Ага. «Понял?» — нет, я не понял.

— Я, — говорю, — ни фига не способен к языкам, Лангри. Не гзи-ре.

И он мне руку поднёс к самому носу — на крыше чувствовался ветерок, так ему хотелось, чтобы я обязательно унюхал. А запах был…

Сходу и не объяснишь. Тепло, не вообще, а именно — тепло живого тела. Не знаю, как это словами передать. На что похоже — так на всякие детские штуки; вспомнилось, как мать обнимала, когда я ещё пешком под стол ходил. Как-то… ну, не знаю… родным.

Я даже растерялся. Не знал, как это понять и что делать теперь.
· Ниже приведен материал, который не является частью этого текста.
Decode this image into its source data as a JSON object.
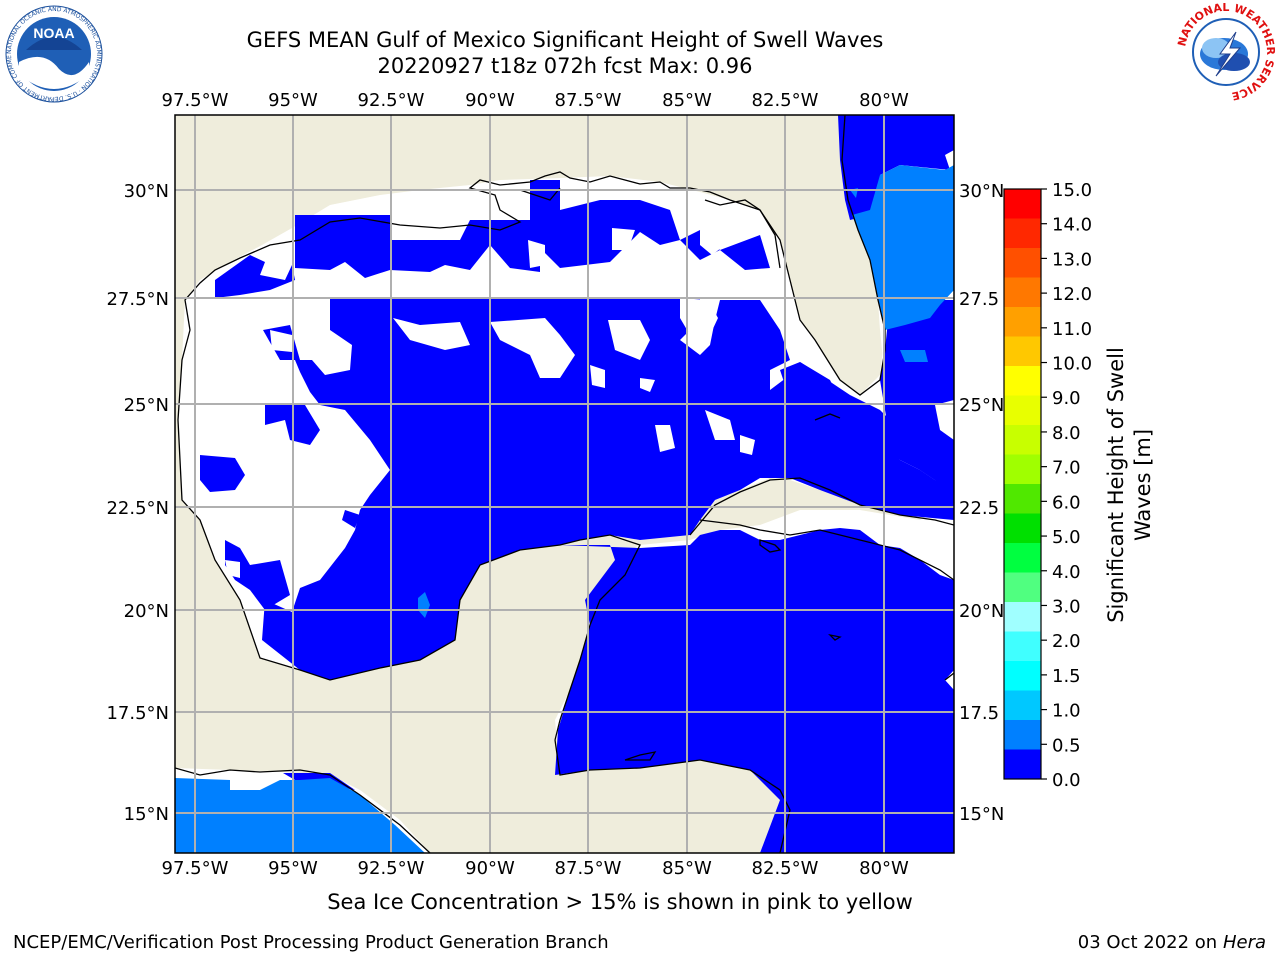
{
  "header": {
    "title_line1": "GEFS MEAN Gulf of Mexico Significant Height of Swell Waves",
    "title_line2": "20220927 t18z 072h fcst   Max: 0.96"
  },
  "logos": {
    "left": "noaa-logo",
    "left_text": "NOAA",
    "left_ring": "NATIONAL OCEANIC AND ATMOSPHERIC ADMINISTRATION · U.S. DEPARTMENT OF COMMERCE",
    "right": "nws-logo",
    "right_ring": "NATIONAL WEATHER SERVICE"
  },
  "map": {
    "lon_labels": [
      "97.5°W",
      "95°W",
      "92.5°W",
      "90°W",
      "87.5°W",
      "85°W",
      "82.5°W",
      "80°W"
    ],
    "lon_values": [
      -97.5,
      -95,
      -92.5,
      -90,
      -87.5,
      -85,
      -82.5,
      -80
    ],
    "lat_labels_left": [
      "30°N",
      "27.5°N",
      "25°N",
      "22.5°N",
      "20°N",
      "17.5°N",
      "15°N"
    ],
    "lat_labels_right": [
      "30°N",
      "27.5",
      "25°N",
      "22.5",
      "20°N",
      "17.5",
      "15°N"
    ],
    "lat_values": [
      30,
      27.5,
      25,
      22.5,
      20,
      17.5,
      15
    ],
    "extent": {
      "lon_min": -98,
      "lon_max": -78,
      "lat_min": 14,
      "lat_max": 31.8
    },
    "colors": {
      "land": "#efeddc",
      "ice_free_white": "#ffffff",
      "level_0": "#0000ff",
      "level_05": "#0080ff",
      "grid": "#b0b0b0"
    }
  },
  "colorbar": {
    "label": "Significant Height of Swell Waves [m]",
    "label_line1": "Significant Height of Swell",
    "label_line2": "Waves [m]",
    "ticks": [
      "15.0",
      "14.0",
      "13.0",
      "12.0",
      "11.0",
      "10.0",
      "9.0",
      "8.0",
      "7.0",
      "6.0",
      "5.0",
      "4.0",
      "3.0",
      "2.0",
      "1.5",
      "1.0",
      "0.5",
      "0.0"
    ],
    "colors": [
      "#ff0000",
      "#ff2800",
      "#ff5000",
      "#ff7800",
      "#ffa000",
      "#ffc800",
      "#ffff00",
      "#e8ff00",
      "#c8ff00",
      "#a0ff00",
      "#50e800",
      "#00e000",
      "#00ff40",
      "#50ff80",
      "#a0ffff",
      "#40ffff",
      "#00ffff",
      "#00c8ff",
      "#0080ff",
      "#0000ff"
    ],
    "bins": [
      15,
      14,
      13,
      12,
      11,
      10,
      9,
      8,
      7,
      6,
      5,
      4,
      3,
      2,
      1.5,
      1.0,
      0.5,
      0
    ]
  },
  "caption": "Sea Ice Concentration > 15% is shown in pink to yellow",
  "footer": {
    "left": "NCEP/EMC/Verification Post Processing Product Generation Branch",
    "right_date": "03 Oct 2022 on ",
    "right_machine": "Hera"
  }
}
Посмотрел на него — а он ткнул мне в нос своей мокрой носопырой. И ухмыльнулся.

И тут до меня дошло — озарило. Это он сказал: «Чувствуй себя, как дома. Расслабься, парень, тут свои — не кипишись». Без слов сказал, одним запахом.

А я подумал: вот интересно, можно запахом соврать? Но это так, мельком подумалось; на самом деле, я ему поверил.

Характерец у Лангри — не нежный, он всем ещё в подвале показал, когда умывались. И если ему не нравится — он даже не подумает прикидываться, что всё хорошо. Если уж Лангри захочется развоняться на весь дом — он уж развоняется, будь спок. Прямого нрава чебурашка.

И если уж он сказал: «Будь как дома», — значит, вправду так думает.

В это время с шара скинули канат, и мужики — Нгилан, серый-полосатый, рыжеватый-гладкий и наш Разумовский — стали его подтягивать. Лангри с Цвиком тоже подключились, а глядя на них — и мы с Калюжным. Подтянули шар к самой крыше; оттуда подали ещё канаты — и мы его закрепили на скобах, как на якорях. Надёжно.